How a Central Bank Digital Currency Could Help Crypto Accounting

by Dr. Sean Stein Smith, CPA, City University of New York-Lehman | June 3, 2020

Cryptocurrencies and blockchain have been discussed in thousands of venues and mediums, but a new entrant to the conversation — a central bank digital currency (CBDC) —  might have substantial implications for accounting, blockchain, and privacy/cybersecurity considerations. This would seem to represent the best of both worlds from a crypto accounting perspective. On the one hand, a CBDC brings to the table the encryption, traceability, and data integrity that lie at the core of every blockchain application. On the other hand, the support and back stopping of a governmental entity will help assuage concerns over price volatility as well as (hopefully) limiting criminal usage.

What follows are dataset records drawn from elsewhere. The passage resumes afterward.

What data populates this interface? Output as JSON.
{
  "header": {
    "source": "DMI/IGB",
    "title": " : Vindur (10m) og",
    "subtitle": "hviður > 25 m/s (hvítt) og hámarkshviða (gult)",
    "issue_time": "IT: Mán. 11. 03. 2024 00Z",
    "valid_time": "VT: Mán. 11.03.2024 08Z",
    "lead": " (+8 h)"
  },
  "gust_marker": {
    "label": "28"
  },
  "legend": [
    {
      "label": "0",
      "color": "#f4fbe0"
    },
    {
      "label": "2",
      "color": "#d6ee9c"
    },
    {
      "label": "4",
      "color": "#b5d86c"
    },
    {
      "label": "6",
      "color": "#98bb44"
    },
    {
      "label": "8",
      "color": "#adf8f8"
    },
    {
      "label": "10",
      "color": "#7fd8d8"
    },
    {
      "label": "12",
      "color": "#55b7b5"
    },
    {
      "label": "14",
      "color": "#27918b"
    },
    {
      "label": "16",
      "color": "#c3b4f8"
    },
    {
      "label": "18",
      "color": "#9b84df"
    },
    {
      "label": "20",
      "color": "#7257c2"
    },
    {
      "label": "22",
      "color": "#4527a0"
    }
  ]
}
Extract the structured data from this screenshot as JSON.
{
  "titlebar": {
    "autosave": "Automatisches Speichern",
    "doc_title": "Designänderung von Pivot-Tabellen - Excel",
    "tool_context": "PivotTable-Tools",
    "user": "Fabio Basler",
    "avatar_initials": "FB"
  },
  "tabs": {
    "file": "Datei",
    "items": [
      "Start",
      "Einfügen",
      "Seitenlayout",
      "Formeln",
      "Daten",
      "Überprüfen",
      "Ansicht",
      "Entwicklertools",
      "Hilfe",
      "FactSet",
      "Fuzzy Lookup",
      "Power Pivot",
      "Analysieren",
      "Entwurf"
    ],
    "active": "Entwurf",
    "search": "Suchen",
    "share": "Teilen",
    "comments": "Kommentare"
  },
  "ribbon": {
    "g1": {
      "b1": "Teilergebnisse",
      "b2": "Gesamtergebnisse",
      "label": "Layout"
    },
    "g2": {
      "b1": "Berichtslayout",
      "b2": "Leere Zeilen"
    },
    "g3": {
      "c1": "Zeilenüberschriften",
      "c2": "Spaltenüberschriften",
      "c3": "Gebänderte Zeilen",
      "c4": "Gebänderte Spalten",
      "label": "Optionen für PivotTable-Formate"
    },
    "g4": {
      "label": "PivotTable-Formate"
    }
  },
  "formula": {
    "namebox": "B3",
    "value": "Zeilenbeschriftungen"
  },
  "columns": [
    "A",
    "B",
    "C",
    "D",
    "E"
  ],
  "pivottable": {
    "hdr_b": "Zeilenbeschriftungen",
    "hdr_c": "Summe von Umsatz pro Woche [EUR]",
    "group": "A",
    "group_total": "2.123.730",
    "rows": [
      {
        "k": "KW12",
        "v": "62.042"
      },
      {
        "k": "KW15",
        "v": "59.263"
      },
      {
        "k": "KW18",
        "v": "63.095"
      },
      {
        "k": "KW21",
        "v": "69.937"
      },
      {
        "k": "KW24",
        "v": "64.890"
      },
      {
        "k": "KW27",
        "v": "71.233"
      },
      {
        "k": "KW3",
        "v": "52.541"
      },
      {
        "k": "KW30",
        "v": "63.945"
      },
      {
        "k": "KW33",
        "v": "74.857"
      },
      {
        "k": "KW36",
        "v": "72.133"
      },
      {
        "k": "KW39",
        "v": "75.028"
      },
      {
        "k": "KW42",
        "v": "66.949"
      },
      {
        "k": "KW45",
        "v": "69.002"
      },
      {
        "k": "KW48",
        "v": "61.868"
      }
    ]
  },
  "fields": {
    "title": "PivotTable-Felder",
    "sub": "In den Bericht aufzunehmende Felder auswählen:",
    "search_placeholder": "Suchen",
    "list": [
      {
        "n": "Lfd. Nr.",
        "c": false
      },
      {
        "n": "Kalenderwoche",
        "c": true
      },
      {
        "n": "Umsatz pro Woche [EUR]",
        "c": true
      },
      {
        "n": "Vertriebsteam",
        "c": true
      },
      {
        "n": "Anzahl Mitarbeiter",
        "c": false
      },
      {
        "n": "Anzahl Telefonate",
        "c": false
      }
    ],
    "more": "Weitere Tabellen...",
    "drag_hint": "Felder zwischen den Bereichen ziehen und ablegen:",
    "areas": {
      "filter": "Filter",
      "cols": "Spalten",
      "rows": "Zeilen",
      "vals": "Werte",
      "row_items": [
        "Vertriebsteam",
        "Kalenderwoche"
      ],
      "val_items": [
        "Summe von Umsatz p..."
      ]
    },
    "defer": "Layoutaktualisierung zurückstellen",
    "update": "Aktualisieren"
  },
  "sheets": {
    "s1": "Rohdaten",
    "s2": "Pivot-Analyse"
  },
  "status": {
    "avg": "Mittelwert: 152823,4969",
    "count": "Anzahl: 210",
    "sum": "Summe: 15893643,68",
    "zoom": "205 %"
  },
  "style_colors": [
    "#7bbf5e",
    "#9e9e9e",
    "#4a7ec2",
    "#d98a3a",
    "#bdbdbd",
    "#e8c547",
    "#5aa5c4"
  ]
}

Setting aside those issues for now, let’s take a look at some of the specific accounting and reporting issues that might arise as development accelerates. These include the following:

  1. Will the rise of CBDCs finally lead to authoritative guidance for blockchain and crypto accounting? The Public Company Accounting Oversight Board (PCAOB) has weighed in on May 20 with a (non-authoritative) document, which combined with previous documents and pronouncements, is accelerating the conversation. Launching and using CBDC will only accelerate these conversations, and the profession will benefit from it. Institutions and individuals are adopting crypto, in various forms, and the profession needs to have guidance and best practices to handle the accounting, reporting, and disclosure issues.
  2. How are the privacy rights of individuals and businesses going to be protected? This might strike some practitioners as a non-accounting consideration, but with cybersecurity increasingly part of business strategy conversations, privacy issues should also receive robust analysis. If CBDCs are managed by a central government or centralized authority, this will inevitably lead to increased questions around consumer privacy and risk management best practices for the profession. Additionally, this will most likely lead to an expansion of the risk assessment processes connected to how data is managed. Hacks and breaches will happen, and practitioners need to continuously update toolkits and best practices to reflect new potential weak points.
  3. Will the implementation of virtual currencies lead to two-tiered valuation issues? Odd as this might sound, practitioners are going to need to at least consider this question, both for U.S. clients and for clients located overseas. Sticking to the USD for simplicity, the value of a crypto dollar would, in theory, be equivalent to that of a physical currency. That said, that may not be true of every CBDC that is introduced, especially if other clauses, caveats, and trends emerge. Specifically, what happens if only some institutions or individuals are mandated to use a CBDC, for example, as foreign entities or specific people? Even the implication of ulterior motives could lead to a breakdown of valuation until CBDCs become the default option.

The idea of a central bank digital currency should not be thought of as radical, but rather a logical evolution of the wider blockchain and crypto dialogue. Ensuring that accounting standards, cybersecurity and privacy considerations remain in place amid the growth of cryptocurrencies is both a challenge and an opportunity for the profession. Blockchain and crypto are here to stay, and CPAs are in a good spot to deliver advice and value to clients, both large and small, moving forward.